TIO: Please talk about some of your artistic influences. Dead men and women count.

JMW Turner and Claude Lorrain: the light, the atmosphere, the vastness, the layering of the paint.

Joan Mitchell: the energy the color palette.

Helen Frankenthaler: the large organic color washes.

Clifford Still: the bold irregular shapes that overtake the canvas.

Monet: the color palette, the approach, the dabbing of the paint, the mystery and glow.

Gerhard Richter: the amazing breadth  of his work from landscapes to large-scale squeegee abstracts.

Peter Doig: always a sense of solitude.

TIO: Pale blue seems to dominate your work. Of blue, Kandinsky once said: “Blue is the typical heavenly color. The ultimate feeling it creates if one of rest.” Is that feeling of rest, of quietude or stillness and calm, what you hope to instill in your viewers?

“Growing up in small town Saskatchewan on the prairies, I was always surrounded by a vast, calming blue sky and a sliver of earth. I am absolutely drawn to the color blue because of that, and I’m always searching to create a tranquil, serene, vast landscape for the viewer to enter and wander, pausing to take in all the little moments and vignettes hidden within. In my work you will almost 100% of the time find a strong horizontal line running edge-to-edge across the canvas. I figured out a few years back that is because I grew up on the prairies so a strong horizontal horizon line is etched into my brain. Even moving away from the prairies to the foothills and now to the West Coast I intuitively draw that horizontal line as my first mark on every new canvas or panel.”

TIO: Please describe the methods to your creative madness, the nitty-gritty of your creative process, including mediums (oil, acrylic) and technique. Do you work en plein air, from photographs, or from memory alone?

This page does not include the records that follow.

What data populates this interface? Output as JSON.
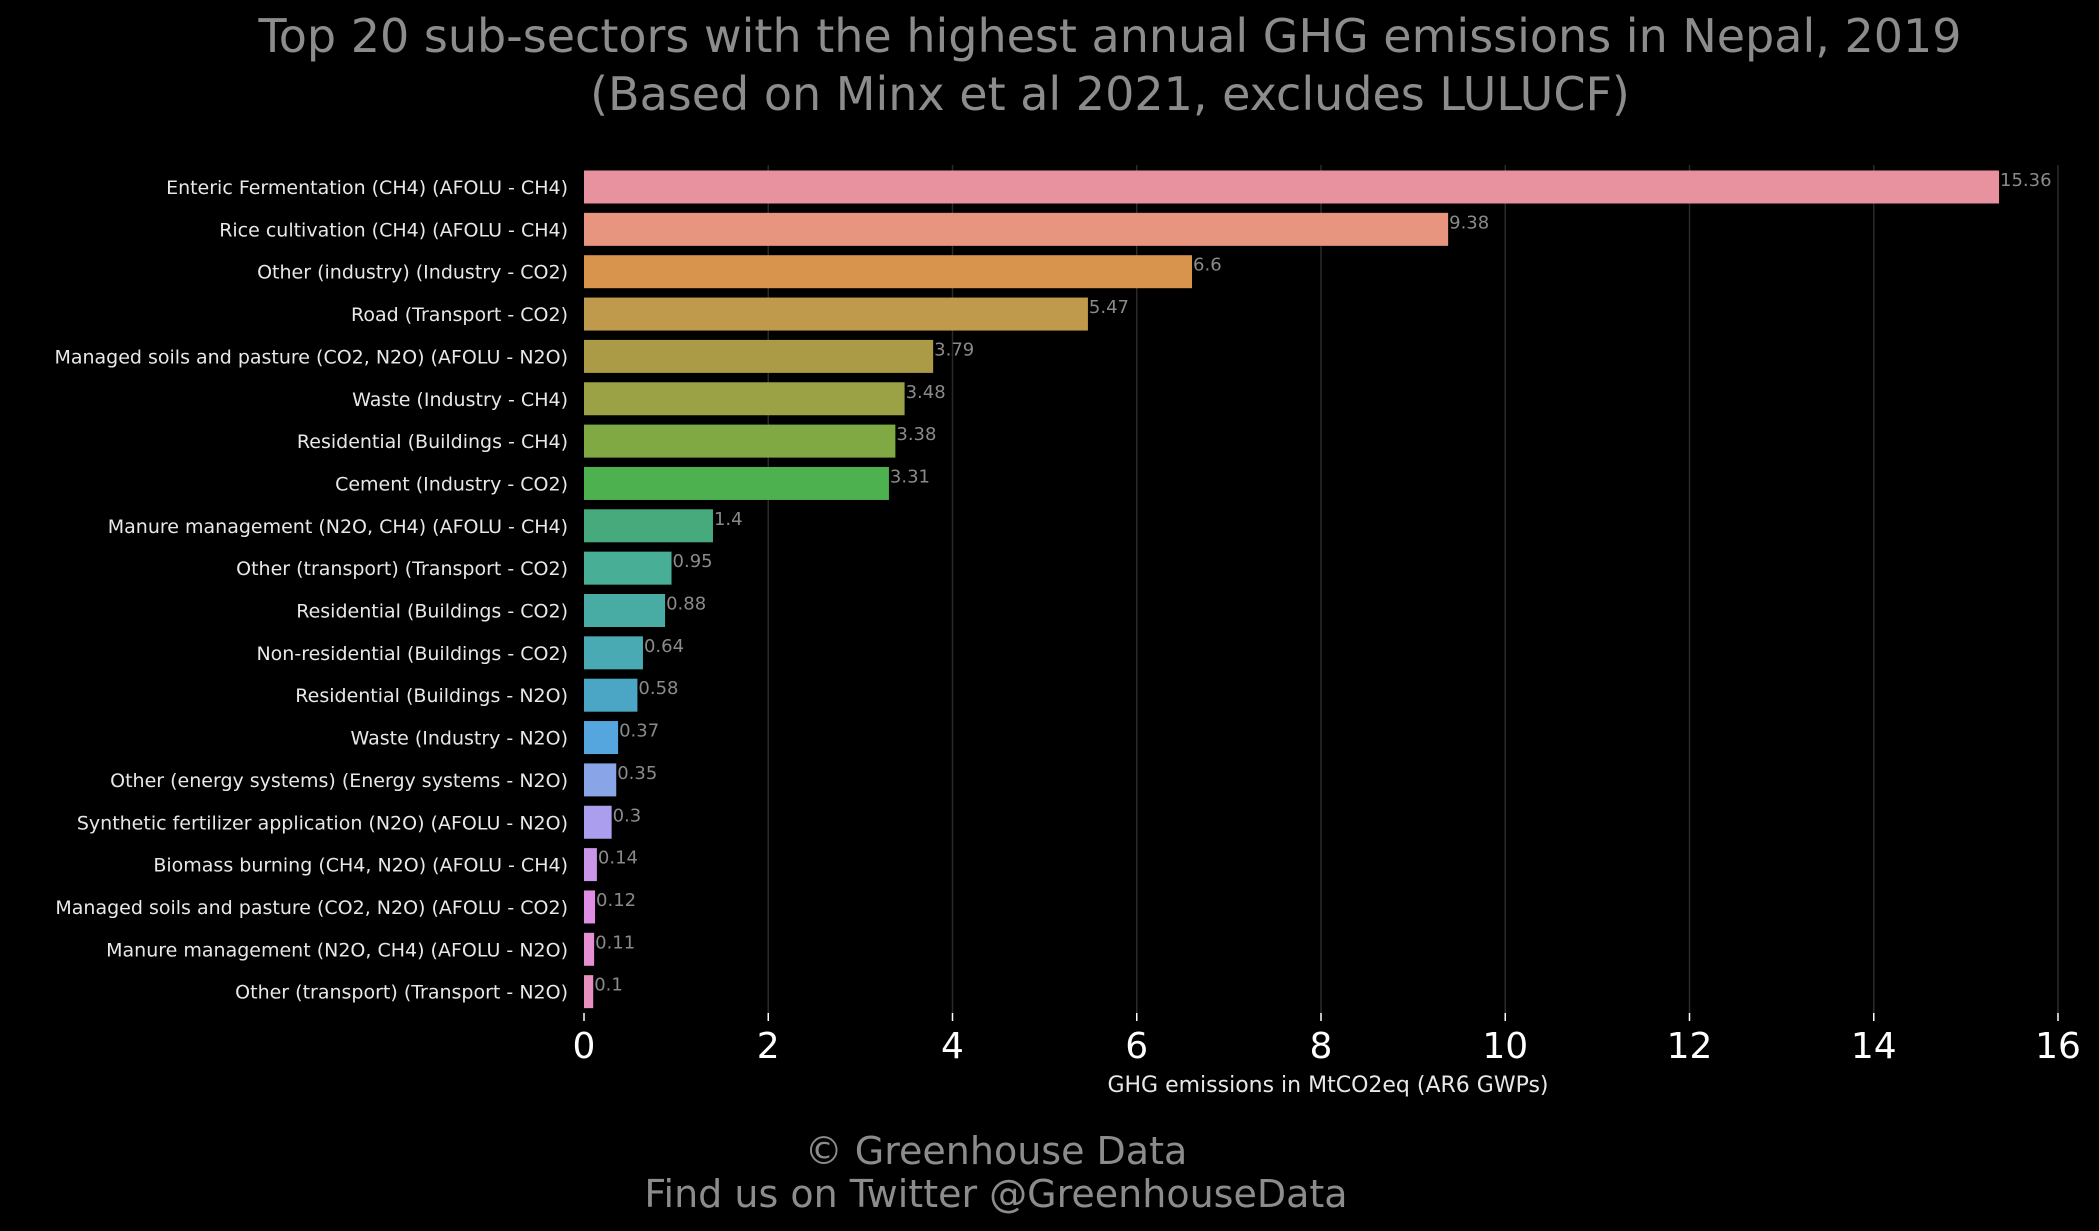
{
  "chart_data": {
    "type": "bar",
    "orientation": "horizontal",
    "title": "Top 20 sub-sectors with the highest annual GHG emissions in Nepal, 2019",
    "subtitle": "(Based on Minx et al 2021, excludes LULUCF)",
    "xlabel": "GHG emissions in MtCO2eq (AR6 GWPs)",
    "ylabel": "",
    "xlim": [
      0,
      16
    ],
    "xticks": [
      0,
      2,
      4,
      6,
      8,
      10,
      12,
      14,
      16
    ],
    "grid": "vertical",
    "background": "#000000",
    "categories": [
      "Enteric Fermentation (CH4) (AFOLU - CH4)",
      "Rice cultivation (CH4) (AFOLU - CH4)",
      "Other (industry) (Industry - CO2)",
      "Road (Transport - CO2)",
      "Managed soils and pasture (CO2, N2O) (AFOLU - N2O)",
      "Waste (Industry - CH4)",
      "Residential (Buildings - CH4)",
      "Cement (Industry - CO2)",
      "Manure management (N2O, CH4) (AFOLU - CH4)",
      "Other (transport) (Transport - CO2)",
      "Residential (Buildings - CO2)",
      "Non-residential (Buildings - CO2)",
      "Residential (Buildings - N2O)",
      "Waste (Industry - N2O)",
      "Other (energy systems) (Energy systems - N2O)",
      "Synthetic fertilizer application (N2O) (AFOLU - N2O)",
      "Biomass burning (CH4, N2O) (AFOLU - CH4)",
      "Managed soils and pasture (CO2, N2O) (AFOLU - CO2)",
      "Manure management (N2O, CH4) (AFOLU - N2O)",
      "Other (transport) (Transport - N2O)"
    ],
    "values": [
      15.36,
      9.38,
      6.6,
      5.47,
      3.79,
      3.48,
      3.38,
      3.31,
      1.4,
      0.95,
      0.88,
      0.64,
      0.58,
      0.37,
      0.35,
      0.3,
      0.14,
      0.12,
      0.11,
      0.1
    ],
    "value_labels": [
      "15.36",
      "9.38",
      "6.6",
      "5.47",
      "3.79",
      "3.48",
      "3.38",
      "3.31",
      "1.4",
      "0.95",
      "0.88",
      "0.64",
      "0.58",
      "0.37",
      "0.35",
      "0.3",
      "0.14",
      "0.12",
      "0.11",
      "0.1"
    ],
    "colors": [
      "#e8919f",
      "#e8957f",
      "#d8934c",
      "#c09a4c",
      "#ab9b46",
      "#9ba246",
      "#80a944",
      "#4db14f",
      "#47aa7c",
      "#48ae95",
      "#48aca4",
      "#49aab4",
      "#4aa6c4",
      "#55a6de",
      "#8aa4e8",
      "#ac9eef",
      "#c996ea",
      "#e08de6",
      "#e68fd2",
      "#e890bd"
    ]
  },
  "footer": {
    "line1": "© Greenhouse Data",
    "line2": "Find us on Twitter @GreenhouseData"
  }
}
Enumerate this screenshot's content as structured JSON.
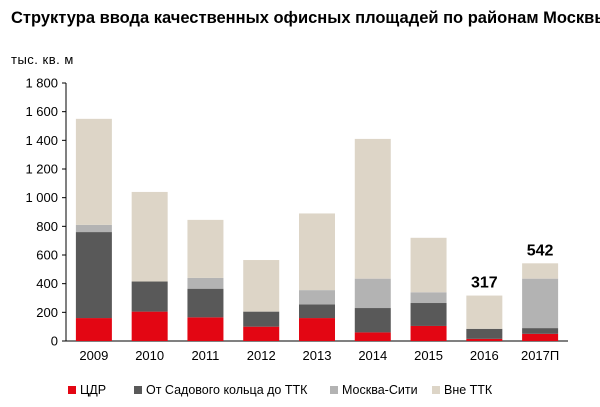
{
  "chart_data": {
    "type": "bar",
    "stacked": true,
    "title": "Структура ввода качественных офисных площадей по районам Москвы",
    "ylabel": "тыс. кв. м",
    "xlabel": "",
    "ylim": [
      0,
      1800
    ],
    "yticks": [
      0,
      200,
      400,
      600,
      800,
      1000,
      1200,
      1400,
      1600,
      1800
    ],
    "ytick_labels": [
      "0",
      "200",
      "400",
      "600",
      "800",
      "1 000",
      "1 200",
      "1 400",
      "1 600",
      "1 800"
    ],
    "categories": [
      "2009",
      "2010",
      "2011",
      "2012",
      "2013",
      "2014",
      "2015",
      "2016",
      "2017П"
    ],
    "series": [
      {
        "name": "ЦДР",
        "color": "#e30613",
        "values": [
          160,
          205,
          165,
          100,
          160,
          60,
          105,
          15,
          50
        ]
      },
      {
        "name": "От Садового кольца до ТТК",
        "color": "#595959",
        "values": [
          600,
          210,
          200,
          105,
          95,
          170,
          160,
          70,
          40
        ]
      },
      {
        "name": "Москва-Сити",
        "color": "#b3b3b3",
        "values": [
          50,
          0,
          75,
          0,
          100,
          205,
          75,
          0,
          345
        ]
      },
      {
        "name": "Вне ТТК",
        "color": "#ddd5c7",
        "values": [
          740,
          625,
          405,
          360,
          535,
          975,
          380,
          232,
          107
        ]
      }
    ],
    "annotations": [
      {
        "category": "2016",
        "text": "317"
      },
      {
        "category": "2017П",
        "text": "542"
      }
    ],
    "legend_position": "bottom",
    "grid": false
  }
}
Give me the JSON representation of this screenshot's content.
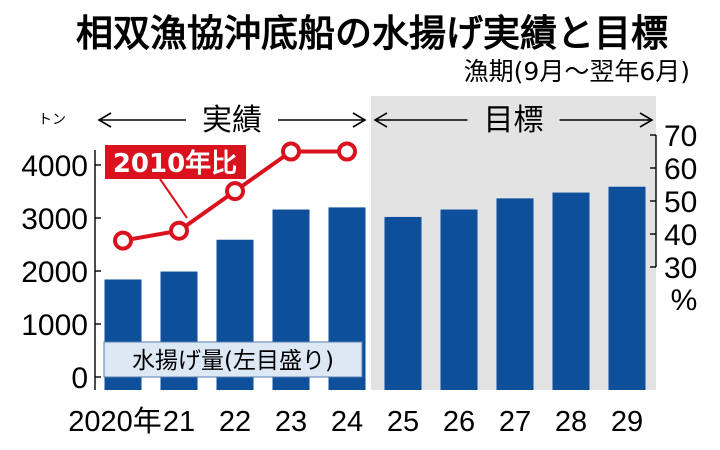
{
  "chart_data": {
    "type": "bar",
    "title": "相双漁協沖底船の水揚げ実績と目標",
    "subtitle": "漁期(9月～翌年6月)",
    "categories": [
      "2020年",
      "21",
      "22",
      "23",
      "24",
      "25",
      "26",
      "27",
      "28",
      "29"
    ],
    "series": [
      {
        "name": "水揚げ量(左目盛り)",
        "axis": "left",
        "values": [
          1840,
          1990,
          2590,
          3160,
          3200,
          3020,
          3160,
          3370,
          3480,
          3590
        ],
        "color": "#0d4f9b"
      },
      {
        "name": "2010年比",
        "axis": "right",
        "type": "line",
        "values": [
          38,
          41,
          53,
          65,
          65,
          null,
          null,
          null,
          null,
          null
        ],
        "color": "#d9121e"
      }
    ],
    "left_axis": {
      "unit": "トン",
      "ticks": [
        "0",
        "1000",
        "2000",
        "3000",
        "4000"
      ],
      "ylim": [
        0,
        4500
      ]
    },
    "right_axis": {
      "unit": "%",
      "ticks": [
        "30",
        "40",
        "50",
        "60",
        "70"
      ],
      "ylim": [
        30,
        70
      ]
    },
    "periods": [
      {
        "label": "実績",
        "from": 0,
        "to": 4,
        "shaded": false
      },
      {
        "label": "目標",
        "from": 5,
        "to": 9,
        "shaded": true,
        "shade_color": "#e3e3e3"
      }
    ],
    "grid": false,
    "legend": "inline"
  }
}
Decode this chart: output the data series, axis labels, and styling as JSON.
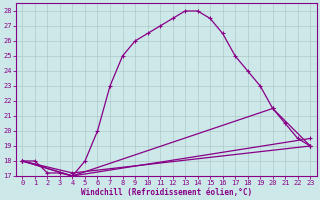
{
  "xlabel": "Windchill (Refroidissement éolien,°C)",
  "xlim": [
    -0.5,
    23.5
  ],
  "ylim": [
    17,
    28.5
  ],
  "yticks": [
    17,
    18,
    19,
    20,
    21,
    22,
    23,
    24,
    25,
    26,
    27,
    28
  ],
  "xticks": [
    0,
    1,
    2,
    3,
    4,
    5,
    6,
    7,
    8,
    9,
    10,
    11,
    12,
    13,
    14,
    15,
    16,
    17,
    18,
    19,
    20,
    21,
    22,
    23
  ],
  "bg_color": "#cce8e8",
  "grid_color": "#b0c8c8",
  "line_color": "#880088",
  "curve1_x": [
    0,
    1,
    2,
    3,
    4,
    5,
    6,
    7,
    8,
    9,
    10,
    11,
    12,
    13,
    14,
    15,
    16,
    17,
    18,
    19,
    20,
    21,
    22,
    23
  ],
  "curve1_y": [
    18,
    18,
    17.2,
    17.2,
    17,
    18,
    20,
    23,
    25,
    26,
    26.5,
    27,
    27.5,
    28,
    28,
    27.5,
    26.5,
    25,
    24,
    23,
    21.5,
    20.5,
    19.5,
    19
  ],
  "curve2_x": [
    0,
    4,
    20,
    23
  ],
  "curve2_y": [
    18,
    17,
    21.5,
    19
  ],
  "curve3_x": [
    0,
    4,
    23
  ],
  "curve3_y": [
    18,
    17,
    19.5
  ],
  "curve4_x": [
    0,
    4,
    23
  ],
  "curve4_y": [
    18,
    17.2,
    19
  ],
  "xlabel_fontsize": 5.5,
  "tick_fontsize": 5,
  "linewidth": 0.9,
  "markersize": 3
}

“Painting for me is quite an intimate process and experience. I retrieve memories I’ve gathered over time spent in the landscape, whether local or during my travels. My husband and I have traveled many miles on his motorbike where I am the passenger. Being enveloped in the 360 landscape, taking it all in and photographing potential painting ideas. I always sketch out my ideas for the composition and color palette before I hang up a canvas or wood panel on the wall and get to work. That gives me a clear direction of my intentions, but the process definitely is intuitive as the painting develops one brush stroke, or pallet knife, application at a time. All that seems so nicely organized, but trust me, my studio is a basic disaster zone at the end of each work.”